We study the problem of histogram estimation under user-level differential privacy, where the goal is to preserve the privacy of all entries of any single user. We consider the heterogeneous scenario where the quantity of data can be different for each user. In this scenario, the amount of noise injected into the histogram to obtain differential privacy is proportional to the maximum user contribution, which can be amplified by few outliers. One approach to circumvent this would be to bound (or limit) the contribution of each user to the histogram. However, if users are limited to small contributions, a significant amount of data will be discarded. In this work, we propose algorithms to choose the best user contribution bound for histogram estimation under both bounded and unbounded domain settings. When the size of the domain is bounded, we propose a user contribution bounding strategy that almost achieves a two-approximation with respect to the best contribution bound in hindsight. For unbounded domain histogram estimation, we propose an algorithm that is logarithmic-approximation with respect to the best contribution bound in hindsight. This result holds without any distribution assumptions on the data. Experiments on both real and synthetic datasets verify our theoretical findings and demonstrate the effectiveness of our algorithms. We also show that clipping bias introduced by bounding user contribution may be reduced under mild distribution assumptions, which can be of independent interest.

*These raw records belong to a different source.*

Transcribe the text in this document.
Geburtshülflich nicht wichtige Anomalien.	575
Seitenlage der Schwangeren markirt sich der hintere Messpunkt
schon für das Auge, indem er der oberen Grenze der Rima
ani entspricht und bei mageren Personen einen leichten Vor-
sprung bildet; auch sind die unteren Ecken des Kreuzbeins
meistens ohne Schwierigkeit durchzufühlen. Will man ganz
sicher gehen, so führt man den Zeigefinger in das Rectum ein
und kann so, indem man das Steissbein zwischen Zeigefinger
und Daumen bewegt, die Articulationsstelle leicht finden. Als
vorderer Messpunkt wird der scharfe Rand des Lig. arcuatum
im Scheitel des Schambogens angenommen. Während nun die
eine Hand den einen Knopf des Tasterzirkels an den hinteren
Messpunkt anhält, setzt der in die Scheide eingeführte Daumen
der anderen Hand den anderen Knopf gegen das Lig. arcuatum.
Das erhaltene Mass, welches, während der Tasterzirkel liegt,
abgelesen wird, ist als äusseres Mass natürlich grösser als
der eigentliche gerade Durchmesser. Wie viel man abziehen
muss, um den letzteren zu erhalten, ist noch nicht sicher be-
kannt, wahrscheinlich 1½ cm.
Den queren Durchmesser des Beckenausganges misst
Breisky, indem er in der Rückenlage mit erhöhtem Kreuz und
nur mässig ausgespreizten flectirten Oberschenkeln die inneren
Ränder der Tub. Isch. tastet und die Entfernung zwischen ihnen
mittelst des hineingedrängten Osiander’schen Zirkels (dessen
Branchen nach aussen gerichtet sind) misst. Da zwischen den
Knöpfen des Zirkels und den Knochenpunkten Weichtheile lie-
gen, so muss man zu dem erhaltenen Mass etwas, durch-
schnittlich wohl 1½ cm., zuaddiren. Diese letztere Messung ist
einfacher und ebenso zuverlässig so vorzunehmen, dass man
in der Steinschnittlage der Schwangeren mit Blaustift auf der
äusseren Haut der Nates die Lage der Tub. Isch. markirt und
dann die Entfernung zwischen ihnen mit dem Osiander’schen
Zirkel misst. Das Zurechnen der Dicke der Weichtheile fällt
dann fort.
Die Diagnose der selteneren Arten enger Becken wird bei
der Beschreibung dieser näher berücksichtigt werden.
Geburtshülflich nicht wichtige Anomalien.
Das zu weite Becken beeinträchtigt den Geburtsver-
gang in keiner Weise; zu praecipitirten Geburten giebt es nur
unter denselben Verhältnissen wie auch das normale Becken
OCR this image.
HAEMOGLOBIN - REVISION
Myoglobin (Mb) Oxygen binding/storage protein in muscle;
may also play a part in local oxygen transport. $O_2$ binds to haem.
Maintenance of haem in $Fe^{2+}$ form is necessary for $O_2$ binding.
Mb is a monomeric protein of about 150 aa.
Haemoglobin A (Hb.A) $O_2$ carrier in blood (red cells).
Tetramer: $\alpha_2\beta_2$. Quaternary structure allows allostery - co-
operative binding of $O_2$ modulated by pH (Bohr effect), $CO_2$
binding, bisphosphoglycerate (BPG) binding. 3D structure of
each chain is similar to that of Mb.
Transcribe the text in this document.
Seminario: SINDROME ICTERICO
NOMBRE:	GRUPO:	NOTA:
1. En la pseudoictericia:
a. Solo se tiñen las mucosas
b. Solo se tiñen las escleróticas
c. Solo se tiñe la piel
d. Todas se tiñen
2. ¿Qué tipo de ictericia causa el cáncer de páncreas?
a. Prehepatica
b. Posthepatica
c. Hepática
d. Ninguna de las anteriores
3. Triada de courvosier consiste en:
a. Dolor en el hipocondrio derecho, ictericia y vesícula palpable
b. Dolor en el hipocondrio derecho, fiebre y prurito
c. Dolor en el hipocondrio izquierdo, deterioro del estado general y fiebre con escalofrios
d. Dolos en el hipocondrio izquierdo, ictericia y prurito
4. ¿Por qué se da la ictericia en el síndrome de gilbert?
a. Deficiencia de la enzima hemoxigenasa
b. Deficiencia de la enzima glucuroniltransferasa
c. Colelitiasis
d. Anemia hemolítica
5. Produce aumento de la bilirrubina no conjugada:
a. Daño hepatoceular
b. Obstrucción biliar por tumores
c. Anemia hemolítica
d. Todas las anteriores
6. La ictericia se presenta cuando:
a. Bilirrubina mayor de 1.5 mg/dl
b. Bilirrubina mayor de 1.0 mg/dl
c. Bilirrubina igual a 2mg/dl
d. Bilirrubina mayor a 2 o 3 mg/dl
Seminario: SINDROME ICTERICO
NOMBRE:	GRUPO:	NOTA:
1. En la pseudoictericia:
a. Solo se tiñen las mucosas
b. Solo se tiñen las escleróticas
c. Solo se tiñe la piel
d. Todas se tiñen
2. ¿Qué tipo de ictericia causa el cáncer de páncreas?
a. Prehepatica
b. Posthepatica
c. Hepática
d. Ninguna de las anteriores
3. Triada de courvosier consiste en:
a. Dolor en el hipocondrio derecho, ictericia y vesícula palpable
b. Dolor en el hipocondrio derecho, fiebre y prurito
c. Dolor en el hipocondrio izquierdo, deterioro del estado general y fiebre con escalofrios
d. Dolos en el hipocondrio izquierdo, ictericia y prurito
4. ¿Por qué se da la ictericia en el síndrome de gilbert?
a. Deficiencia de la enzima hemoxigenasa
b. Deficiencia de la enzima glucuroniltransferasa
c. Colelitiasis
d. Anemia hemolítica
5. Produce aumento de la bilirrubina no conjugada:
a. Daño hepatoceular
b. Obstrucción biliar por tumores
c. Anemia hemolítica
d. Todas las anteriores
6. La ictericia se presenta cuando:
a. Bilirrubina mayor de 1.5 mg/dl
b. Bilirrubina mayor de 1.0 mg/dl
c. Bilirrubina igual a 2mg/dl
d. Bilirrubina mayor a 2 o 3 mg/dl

翻译：我们研究用户级差分隐私下的直方图估计问题，其目标是保护单个用户所有数据条目的隐私。考虑数据量因用户而异的异构场景，此时为使直方图满足差分隐私所需注入的噪声量与最大用户贡献值成正比，而少数异常值会放大该数值。解决方案之一是限制每位用户对直方图的贡献上界。然而，若强制用户贡献值过小，大量数据将被丢弃。本文提出在有限域与无限域两种设定下选择最优用户贡献上界的算法。当域规模有限时，所提策略能近乎实现事后最优贡献上界的二倍近似。针对无限域直方图估计，我们提出一种对数近似于事后最优贡献上界的算法，该结果无需对数据分布做任何假设。在真实与合成数据集上的实验验证了理论发现并展示了算法有效性。我们还证明，在温和分布假设下，可通过削减由贡献上界引入的截断偏差——这一结论本身具有独立研究价值。